Olivier Père

Transamerica Express de Arthur Hiller

Swashbuckler Films ressort demain en salles Transamerica Express (Silver Streak, 1976) d’Arthur Hiller. Le cinéma américain n’a pas attendu Brian De Palma pour se livrer à des relectures plus ou moins maniéristes, révérencieuses ou parodiques de l’œuvre d’Alfred Hitchcock. Il y eut d’abord les premiers James Bond de Terence Young qui empruntaient beaucoup à La Mort aux trousses, puis bien sûr les comédies d’espionnage sophistiquées Charade et Arabesque de Stanley Donen qui se présentaient ouvertement comme des pastiches des chefs-d’œuvre d’Hitchcock, ce qui constituait d’ailleurs leur limite. Billy Wilder (Témoin à charge), Blake Edwards (Top secret) et quelques autres se mesurèrent aussi au maître du suspense avec des résultats parfois admirables (Top secret est le chef-d’œuvre inconnu du cinéaste de La Panthère rose.)

Transamerica Express est une comédie policière écrite par Colin Higgins et mise en scène par Arthur Hiller qui rend hommage avec plus de modestie que Donen mais aussi beaucoup d’efficacité aux thrillers d’Hitchcock, notamment Une femme disparaît et L’Inconnu du Nord Express (pour le décor du train, l’escamotage d’un personnage et les mauvaises rencontres) mais surtout La Mort aux trousses avec son héros ordinaire embarqué malgré lui dans une aventure rocambolesque, avec ce mélange de sexe et de danger qui faisait le piment des films d’Hitchcock interprétés par Cary Grant (Soupçons, Les Enchaînés, La Mort aux trousses, La Main au collet.)

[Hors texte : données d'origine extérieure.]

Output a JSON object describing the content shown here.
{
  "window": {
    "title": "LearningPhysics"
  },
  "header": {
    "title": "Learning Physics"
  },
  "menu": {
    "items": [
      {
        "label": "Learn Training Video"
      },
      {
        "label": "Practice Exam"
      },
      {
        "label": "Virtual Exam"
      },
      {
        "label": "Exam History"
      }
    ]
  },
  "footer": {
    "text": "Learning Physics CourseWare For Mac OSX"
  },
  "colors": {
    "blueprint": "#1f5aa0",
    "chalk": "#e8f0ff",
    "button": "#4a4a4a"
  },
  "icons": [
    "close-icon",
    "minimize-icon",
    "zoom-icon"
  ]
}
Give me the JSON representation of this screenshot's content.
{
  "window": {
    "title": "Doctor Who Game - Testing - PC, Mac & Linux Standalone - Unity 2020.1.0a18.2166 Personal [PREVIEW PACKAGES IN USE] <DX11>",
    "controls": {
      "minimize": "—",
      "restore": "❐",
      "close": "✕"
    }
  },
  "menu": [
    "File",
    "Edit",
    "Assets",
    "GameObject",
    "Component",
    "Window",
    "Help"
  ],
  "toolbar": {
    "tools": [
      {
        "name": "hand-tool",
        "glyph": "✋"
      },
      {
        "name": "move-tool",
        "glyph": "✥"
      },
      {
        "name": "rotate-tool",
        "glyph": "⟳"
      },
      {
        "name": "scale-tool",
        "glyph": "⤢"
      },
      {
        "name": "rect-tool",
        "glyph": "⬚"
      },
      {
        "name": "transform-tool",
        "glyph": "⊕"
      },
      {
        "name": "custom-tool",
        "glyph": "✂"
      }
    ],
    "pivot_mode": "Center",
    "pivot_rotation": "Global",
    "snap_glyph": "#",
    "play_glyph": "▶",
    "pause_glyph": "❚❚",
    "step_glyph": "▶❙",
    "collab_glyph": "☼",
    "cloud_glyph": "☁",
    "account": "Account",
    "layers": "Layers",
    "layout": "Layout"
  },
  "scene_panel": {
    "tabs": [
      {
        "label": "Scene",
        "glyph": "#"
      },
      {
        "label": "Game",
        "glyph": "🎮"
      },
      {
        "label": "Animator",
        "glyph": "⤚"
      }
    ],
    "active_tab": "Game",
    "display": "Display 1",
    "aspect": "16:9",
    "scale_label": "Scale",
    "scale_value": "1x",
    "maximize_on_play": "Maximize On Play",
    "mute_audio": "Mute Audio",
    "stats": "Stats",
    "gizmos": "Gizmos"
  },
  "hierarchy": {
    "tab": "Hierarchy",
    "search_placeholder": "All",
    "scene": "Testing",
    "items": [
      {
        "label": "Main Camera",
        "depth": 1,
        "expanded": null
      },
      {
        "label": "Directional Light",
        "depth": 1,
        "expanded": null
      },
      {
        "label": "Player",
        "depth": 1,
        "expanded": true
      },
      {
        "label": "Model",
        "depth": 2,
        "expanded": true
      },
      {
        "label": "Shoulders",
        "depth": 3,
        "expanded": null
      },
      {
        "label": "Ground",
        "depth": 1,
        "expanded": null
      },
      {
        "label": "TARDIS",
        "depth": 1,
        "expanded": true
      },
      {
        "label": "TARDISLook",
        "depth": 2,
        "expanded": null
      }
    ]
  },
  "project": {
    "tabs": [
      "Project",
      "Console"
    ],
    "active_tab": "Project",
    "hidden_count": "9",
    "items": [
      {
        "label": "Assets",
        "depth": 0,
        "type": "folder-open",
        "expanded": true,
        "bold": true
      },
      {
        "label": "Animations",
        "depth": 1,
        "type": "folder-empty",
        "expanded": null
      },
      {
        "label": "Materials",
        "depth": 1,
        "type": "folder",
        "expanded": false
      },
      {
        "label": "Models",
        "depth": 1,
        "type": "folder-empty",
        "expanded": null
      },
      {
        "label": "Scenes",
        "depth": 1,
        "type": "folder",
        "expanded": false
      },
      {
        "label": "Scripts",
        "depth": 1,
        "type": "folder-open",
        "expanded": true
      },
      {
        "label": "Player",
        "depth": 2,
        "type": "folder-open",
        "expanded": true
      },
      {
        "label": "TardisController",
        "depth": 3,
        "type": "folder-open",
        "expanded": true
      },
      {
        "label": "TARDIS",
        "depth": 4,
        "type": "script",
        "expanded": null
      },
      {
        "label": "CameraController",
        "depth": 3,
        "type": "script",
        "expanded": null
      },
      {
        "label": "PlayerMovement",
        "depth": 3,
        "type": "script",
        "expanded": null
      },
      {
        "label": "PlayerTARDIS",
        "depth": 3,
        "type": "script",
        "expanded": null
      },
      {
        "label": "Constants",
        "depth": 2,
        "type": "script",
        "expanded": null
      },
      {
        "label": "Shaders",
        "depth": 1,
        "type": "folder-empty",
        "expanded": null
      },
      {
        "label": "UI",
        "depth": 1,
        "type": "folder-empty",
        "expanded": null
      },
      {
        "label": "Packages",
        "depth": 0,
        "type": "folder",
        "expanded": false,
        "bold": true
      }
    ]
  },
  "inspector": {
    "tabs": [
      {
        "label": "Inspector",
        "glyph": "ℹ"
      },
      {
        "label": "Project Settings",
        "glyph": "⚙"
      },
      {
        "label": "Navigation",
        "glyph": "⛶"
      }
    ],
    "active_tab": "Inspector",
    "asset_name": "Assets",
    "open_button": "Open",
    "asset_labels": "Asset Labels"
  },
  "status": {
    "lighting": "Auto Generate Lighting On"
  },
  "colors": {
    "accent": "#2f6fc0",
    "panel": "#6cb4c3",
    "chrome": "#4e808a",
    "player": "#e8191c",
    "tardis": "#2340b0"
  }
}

Pendant un trajet en train entre Chicago et Los Angeles, un éditeur timoré qui a choisi ce moyen de transport parce qu’il déteste l’avion rencontre l’amour en la personne d’une séduisante voyageuse. Sur le point de conclure dans un wagon couchette, il est interrompu par la vision fugace d’un cadavre expulsé par la fenêtre. Incapable de fournir des preuves aux autorités, il se retrouve poursuivi par des gangsters et suspecté par la police, à l’intérieur et à l’extérieur du train.

Transamerica Express ne sombre jamais dans la parodie, et traite sérieusement, du moins dans sa première partie (avant l’apparition de Richard Pryor en comparse humoristique du héros) un ressort dramatique souvent mis en scène par Hitchcock : le faux coupable et le témoin que personne ne croit. Ici la drôlerie vient du décalage entre le héros hitchcockien classique et l’interprète de Transamerica Express, Gene Wilder, devenu une vedette grâce à ses rôles chez Mel Brooks (qui allait un an plus tard réaliser son propre pastiche hitchcockien, le navrant Grand Frisson.) Gene Wilder est physiquement une parodie de Cary Grant ou James Stewart, dépourvu de leur pouvoir de séduction mais expert en maladresses, gaffes et quiproquos. Transamerica Express est représentatif d’une période hollywoodienne débarrassée de tout glamour, où les nouvelles stars viennent de la télévision, du cabaret ou du cinéma indépendant. Un virage trivial emprunté par Hitchcock lui-même dans son dernier film Complot de famille, exact contemporain de Transamerica Express.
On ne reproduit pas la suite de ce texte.